Talk about Ramy Ashour and his amazing array of skills and a lot of old timers will tell you they’ve seen it all before.

Qamar Zaman was the man who lit up squash courts around the world 30 years ago with his flicks, chops and nicks. He had a rolling gait and a smile like Charlie Chaplin, so whenever he turned to the referee and said “Let Please” the audience never knew if he was being serious. Sometimes, nor did the referees!

Last week Zaman was back in England as part of the Pakistan squash lobby group who met the PSA management team to request the return of major ranking tournaments to their battle-scarred land.

Rolling back the years: Old friends Hiddy Jahan and Qamar Zaman meet up
Rolling back the years: Old friends Hiddy Jahan and Qamar Zaman meet up

Pakistan is currently off limits to most travellers because of security threats and, as a result, few international players are willing to take the risk.

The Pakistan squash community is also riddled with internal political strife and claims of corruption.

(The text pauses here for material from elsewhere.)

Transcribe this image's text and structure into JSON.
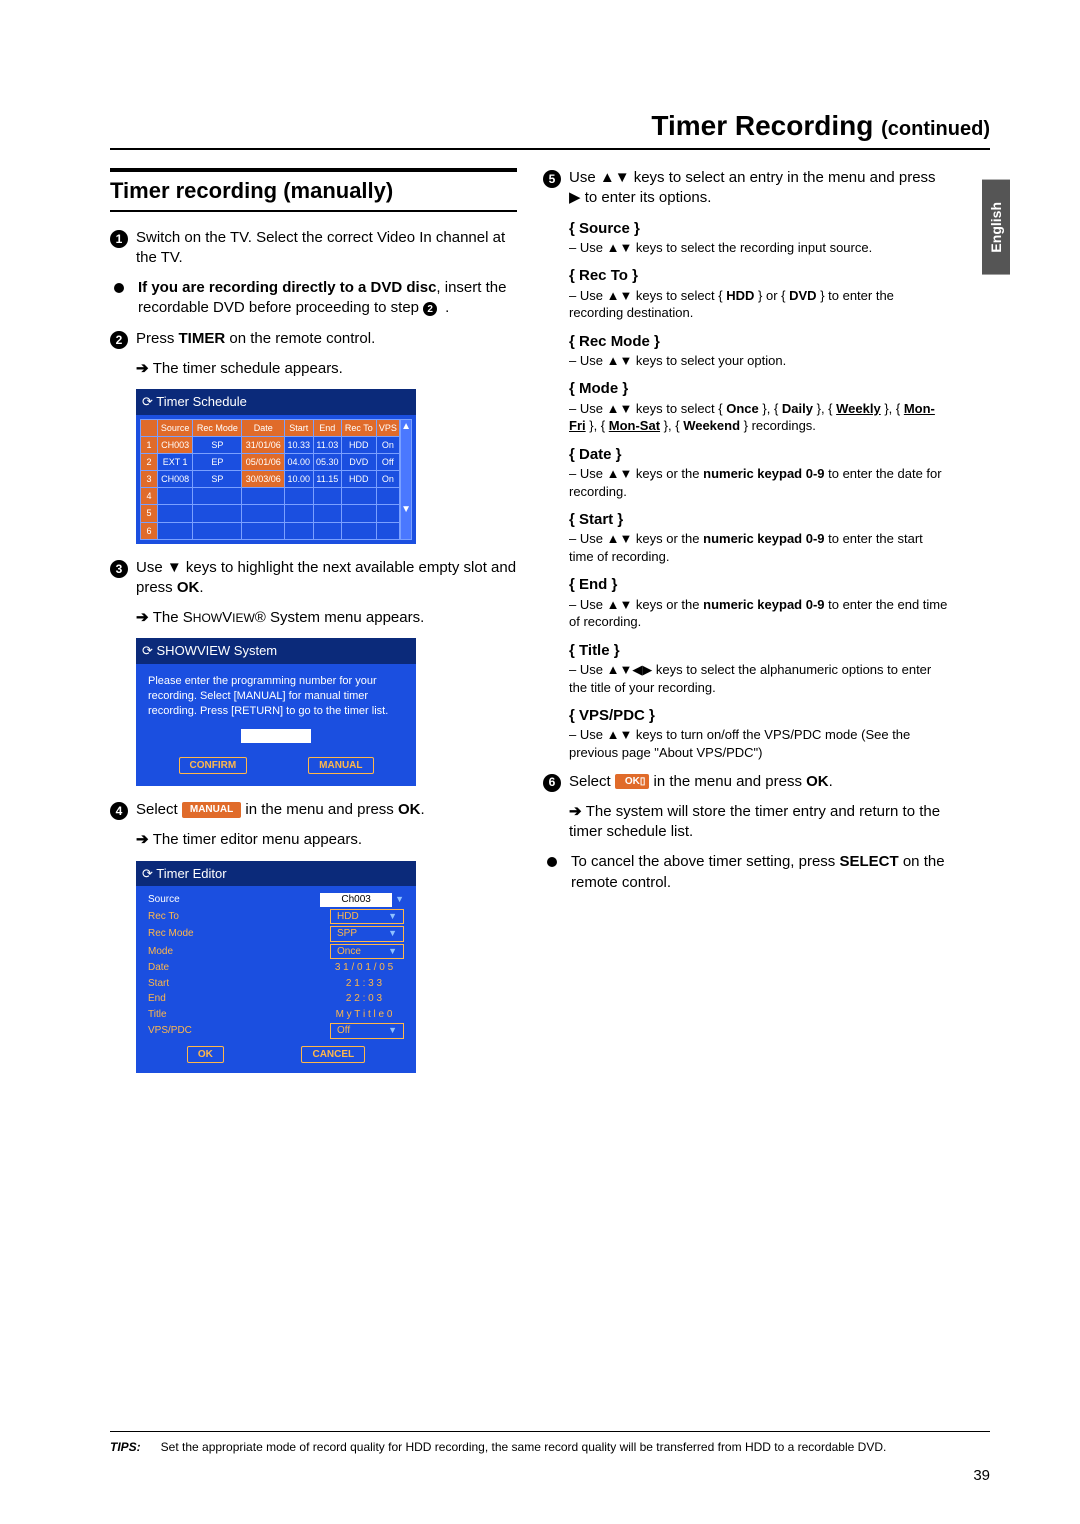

Zaman himself cancelled the national junior championships because of widespread cheating about players’ ages, and England Squash banned any Pakistani players from competing in this year’s British Junior Open because individuals repeatedly failed to complete their tournament schedule after being knocked out of the main draw.

Against this backdrop, there was a lighter side to the Pakistani visit as Zaman met up with his old friend and rival Hiddy Jahan for the first time in 25 years. Hiddy, of course, was years ahead of Peter Nicol in transferring international allegiance to England.

Married to an English wife and settled in Surrey, Hiddy became an England international and is still coaching in south London.

When you consider he was one of the hardest hitters of a squash ball in history, with that little wooden racket, just imagine how much power he could generate with today’s monster weapons.